Abone olAtatürk Kültür, Dil ve Tarih Yüksek Kurumuna bağlı Türk Tarih
Kurumu, Selçuk Üniversitesi ve Belgrad Üniversitesi iş birliğiyle
düzenlenen “III. Uluslararası Osmanlı Araştırmalarında Yeni
Eğilimler Kongresi” 5 Eylül’e Belgrad Üniversitesinde düzenlenen
açılış töreniyle başladı.
Törene Türkiye Cumhuriyeti Belgrad Büyükelçiliği Müsteşarı Ayşe
Uzer, Türk Tarih Kurumu Başkanı Prof. Dr. Refik Turan, Belgrad
Üniversitesi Felsefe Fakültesi Dekanı Prof. Dr. Jelana Erdelyan’ın
yanı sıra farklı ülkelerden gelen çok sayıda akademisyen katıldı.

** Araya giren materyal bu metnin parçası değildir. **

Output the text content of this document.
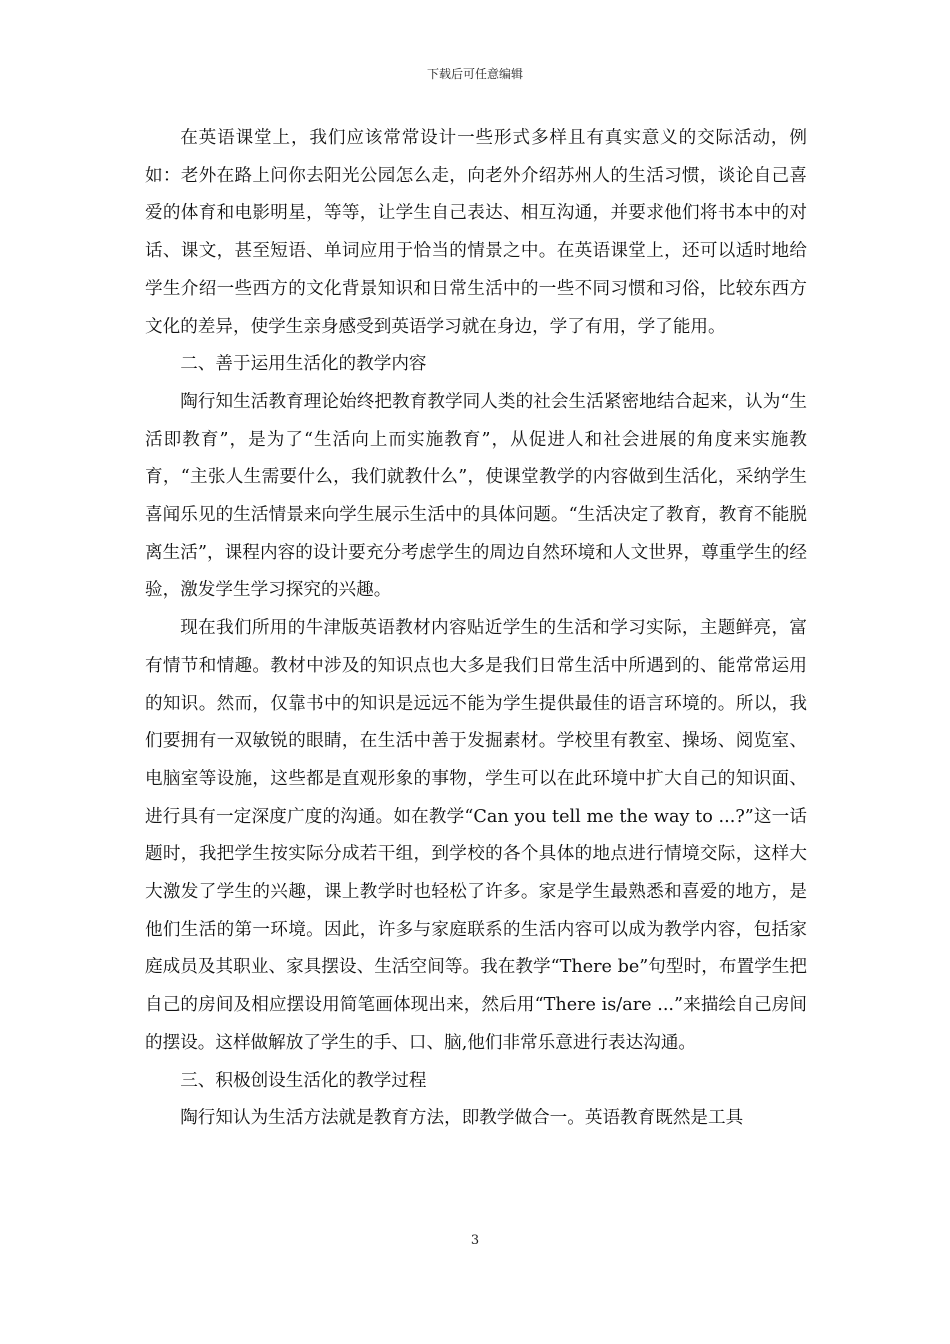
下载后可任意编辑

在英语课堂上，我们应该常常设计一些形式多样且有真实意义的交际活动，例如：老外在路上问你去阳光公园怎么走，向老外介绍苏州人的生活习惯，谈论自己喜爱的体育和电影明星，等等，让学生自己表达、相互沟通，并要求他们将书本中的对话、课文，甚至短语、单词应用于恰当的情景之中。在英语课堂上，还可以适时地给学生介绍一些西方的文化背景知识和日常生活中的一些不同习惯和习俗，比较东西方文化的差异，使学生亲身感受到英语学习就在身边，学了有用，学了能用。

二、善于运用生活化的教学内容

陶行知生活教育理论始终把教育教学同人类的社会生活紧密地结合起来，认为“生活即教育”，是为了“生活向上而实施教育”，从促进人和社会进展的角度来实施教育，“主张人生需要什么，我们就教什么”，使课堂教学的内容做到生活化，采纳学生喜闻乐见的生活情景来向学生展示生活中的具体问题。“生活决定了教育，教育不能脱离生活”，课程内容的设计要充分考虑学生的周边自然环境和人文世界，尊重学生的经验，激发学生学习探究的兴趣。

现在我们所用的牛津版英语教材内容贴近学生的生活和学习实际，主题鲜亮，富有情节和情趣。教材中涉及的知识点也大多是我们日常生活中所遇到的、能常常运用的知识。然而，仅靠书中的知识是远远不能为学生提供最佳的语言环境的。所以，我们要拥有一双敏锐的眼睛，在生活中善于发掘素材。学校里有教室、操场、阅览室、电脑室等设施，这些都是直观形象的事物，学生可以在此环境中扩大自己的知识面、进行具有一定深度广度的沟通。如在教学“Can you tell me the way to ...?”这一话题时，我把学生按实际分成若干组，到学校的各个具体的地点进行情境交际，这样大大激发了学生的兴趣，课上教学时也轻松了许多。家是学生最熟悉和喜爱的地方，是他们生活的第一环境。因此，许多与家庭联系的生活内容可以成为教学内容，包括家庭成员及其职业、家具摆设、生活空间等。我在教学“There be”句型时，布置学生把自己的房间及相应摆设用简笔画体现出来，然后用“There is/are ...”来描绘自己房间的摆设。这样做解放了学生的手、口、脑,他们非常乐意进行表达沟通。

三、积极创设生活化的教学过程

陶行知认为生活方法就是教育方法，即教学做合一。英语教育既然是工具

3
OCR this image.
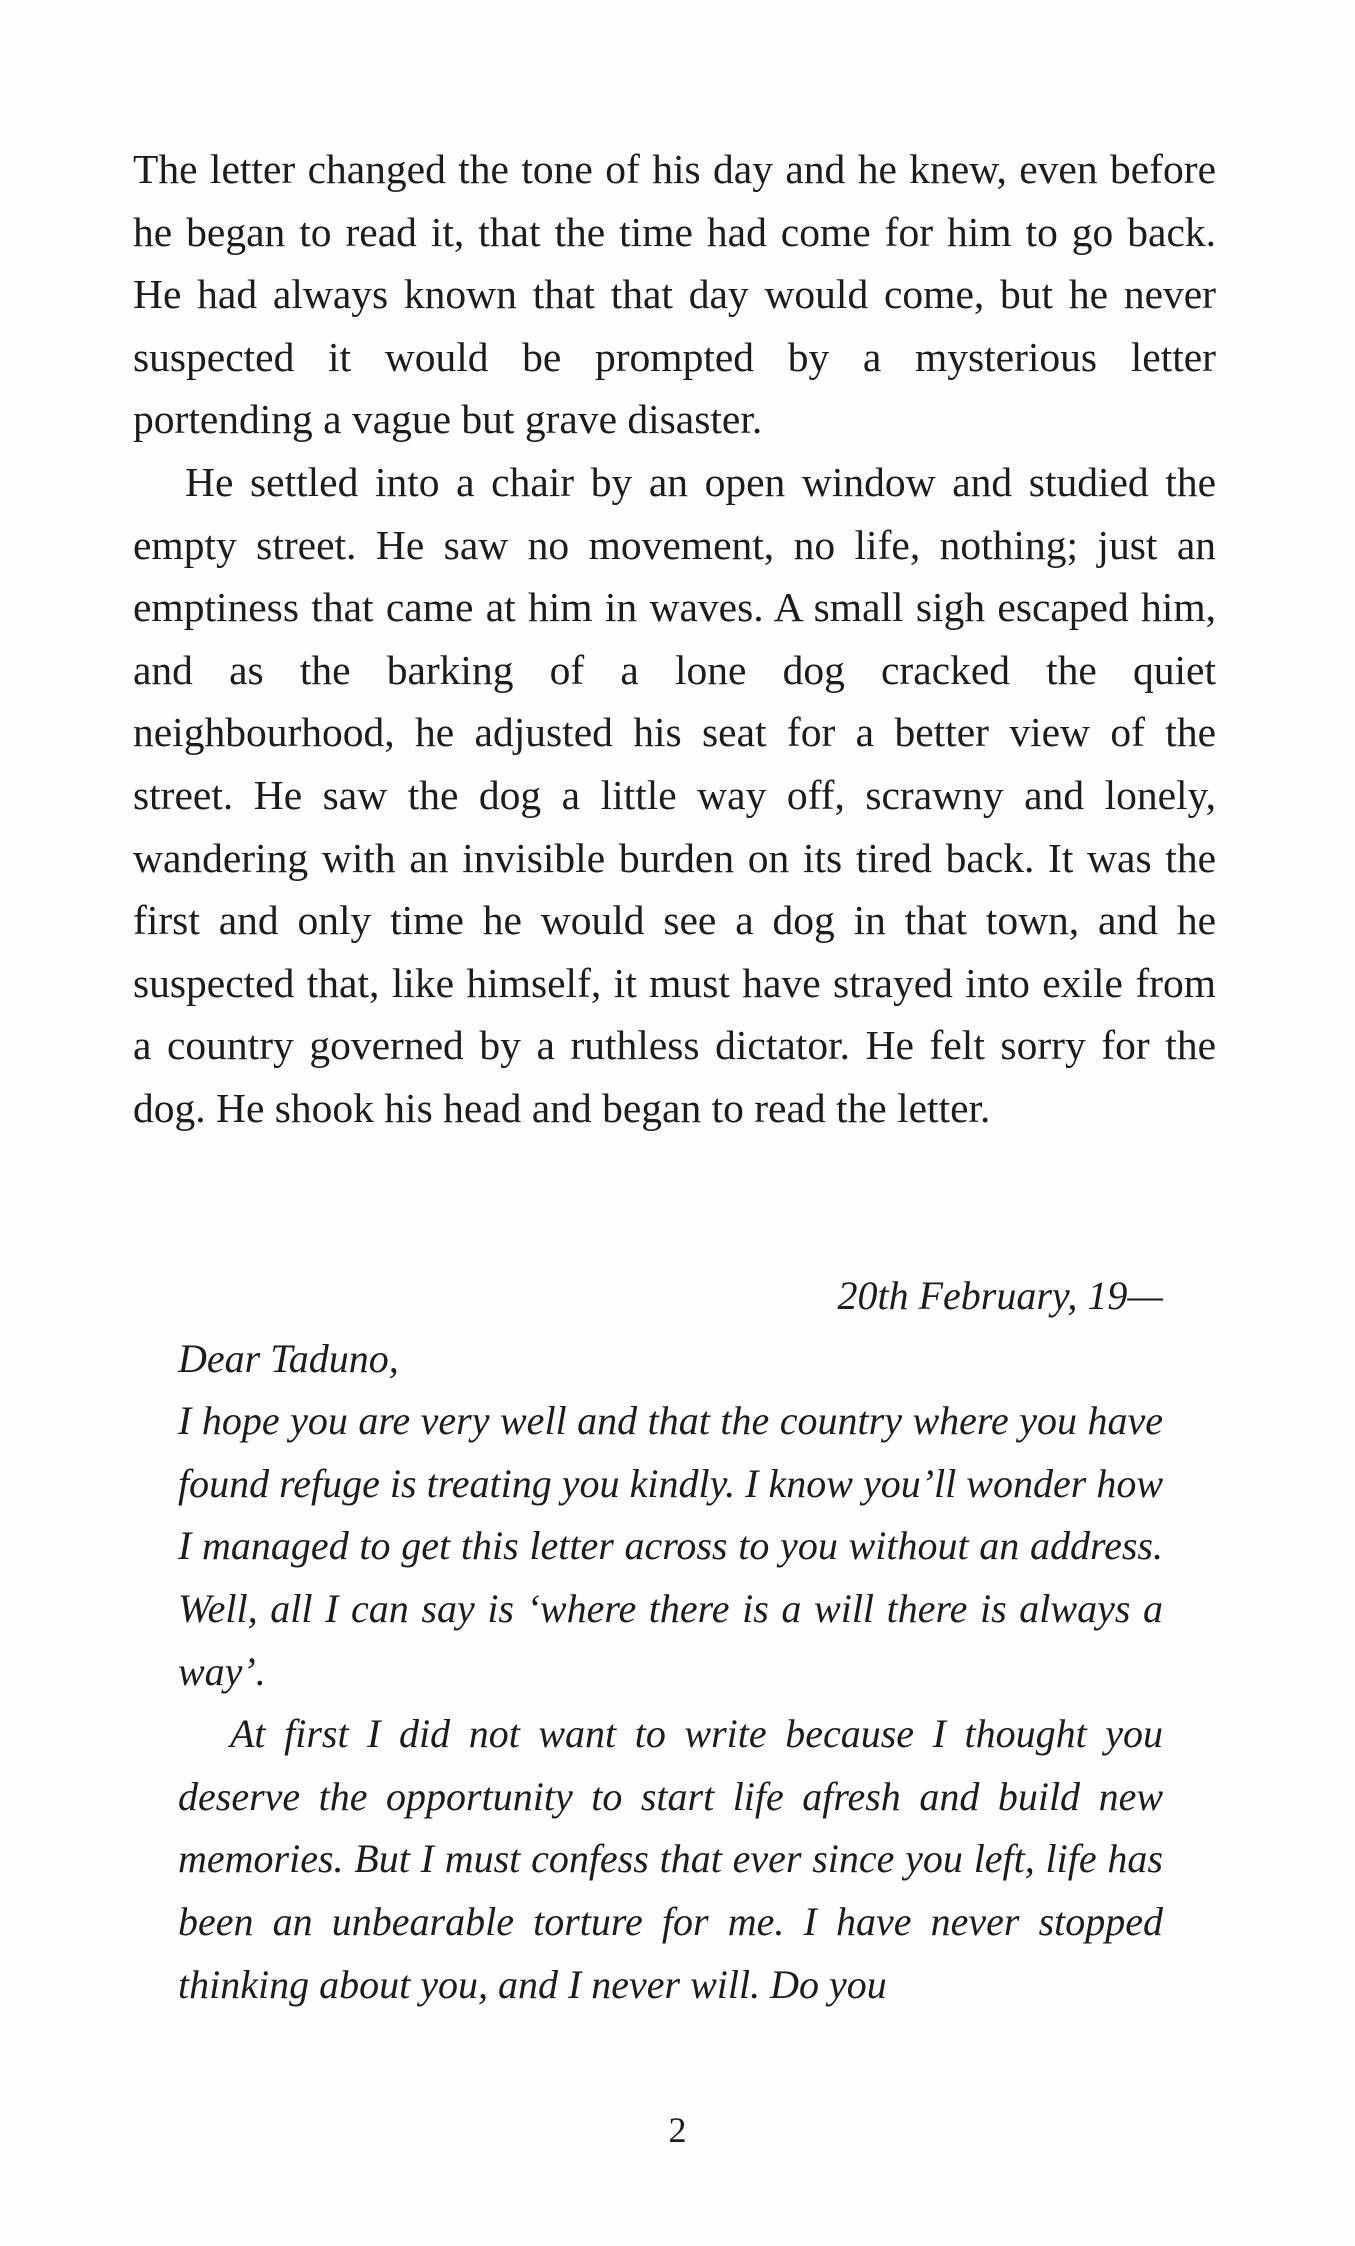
The letter changed the tone of his day and he knew, even before he began to read it, that the time had come for him to go back. He had always known that that day would come, but he never suspected it would be prompted by a mysterious letter portending a vague but grave disaster.

He settled into a chair by an open window and studied the empty street. He saw no movement, no life, nothing; just an emptiness that came at him in waves. A small sigh escaped him, and as the barking of a lone dog cracked the quiet neighbourhood, he adjusted his seat for a better view of the street. He saw the dog a little way off, scrawny and lonely, wandering with an invisible burden on its tired back. It was the first and only time he would see a dog in that town, and he suspected that, like himself, it must have strayed into exile from a country governed by a ruthless dictator. He felt sorry for the dog. He shook his head and began to read the letter.

20th February, 19—
Dear Taduno,

I hope you are very well and that the country where you have found refuge is treating you kindly. I know you’ll wonder how I managed to get this letter across to you without an address. Well, all I can say is ‘where there is a will there is always a way’.

At first I did not want to write because I thought you deserve the opportunity to start life afresh and build new memories. But I must confess that ever since you left, life has been an unbearable torture for me. I have never stopped thinking about you, and I never will. Do you

2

Kongrenin açış konuşmasını yapan Türk Tarih Kurumu Başkanı Prof.
Dr. Refik Turan, tarih boyunca Türkler ve Sırplar arasında kurulan
kritik önemdeki ittifak ilişkilerine değindi.
Kosova Savaşı ile yakınlaşan iki milletin bu tarihten itibaren
sağlam ve derin bir birliktelik inşa ettiklerini belirten Prof. Dr.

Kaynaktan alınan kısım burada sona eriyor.